In the UK, the police can stop and search you without cause or a warrant, as part of the special "anti-terrorism" rules. Justice is far from blind (or fair), though: black people in the UK are 26 times
more likely to be stopped, frisked, have their bags turned out and be made to explain themselves than white people. This is clearly a violation of the stop-and-search rules, which forbid racial profiling.
So the new UK Tory-LibDem government is going to fix it: they're going to make racial profiling legal.
The Home Office says it intends to press ahead and introduce the guidance allowing race to be taken into account when a police officer stops someone if it is judged to be relevant.
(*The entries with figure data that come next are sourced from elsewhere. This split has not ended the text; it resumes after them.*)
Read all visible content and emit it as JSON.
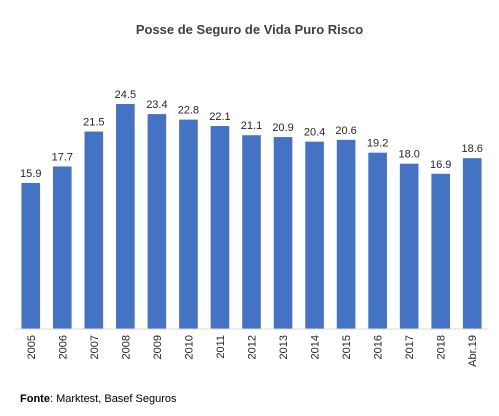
{
  "chart_data": {
    "type": "bar",
    "title": "Posse de Seguro de Vida Puro Risco",
    "xlabel": "",
    "ylabel": "",
    "categories": [
      "2005",
      "2006",
      "2007",
      "2008",
      "2009",
      "2010",
      "2011",
      "2012",
      "2013",
      "2014",
      "2015",
      "2016",
      "2017",
      "2018",
      "Abr.19"
    ],
    "values": [
      15.9,
      17.7,
      21.5,
      24.5,
      23.4,
      22.8,
      22.1,
      21.1,
      20.9,
      20.4,
      20.6,
      19.2,
      18.0,
      16.9,
      18.6
    ],
    "value_labels": [
      "15.9",
      "17.7",
      "21.5",
      "24.5",
      "23.4",
      "22.8",
      "22.1",
      "21.1",
      "20.9",
      "20.4",
      "20.6",
      "19.2",
      "18.0",
      "16.9",
      "18.6"
    ],
    "ylim": [
      0,
      24.5
    ],
    "grid": false,
    "legend": "none",
    "bar_color": "#4472c4"
  },
  "source": {
    "label": "Fonte",
    "text": ": Marktest, Basef Seguros"
  }
}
It says race cannot be the sole reason for deciding to conduct a search, and the government insists the new measures will "protect civil liberties"...
Stop and search plans are 'discriminatory', watchdog warns
The issue of the police stop-and-search powers is particularly controversial because officers are more likely to target a minority ethnic person than someone who is white. African-Caribbean people are already at least six times more likely to be stopped than white people under powers where an officer has reasonable suspicion to carry out a search.
The Home Office proposals cover stops where officers do not require reasonable suspicion, a power they have under section 60 of the Public Order Act, meaning police have maximum discretion. For these stops black people are 26 times more likely than white people to be targeted. Critics say this is blatant discrimination.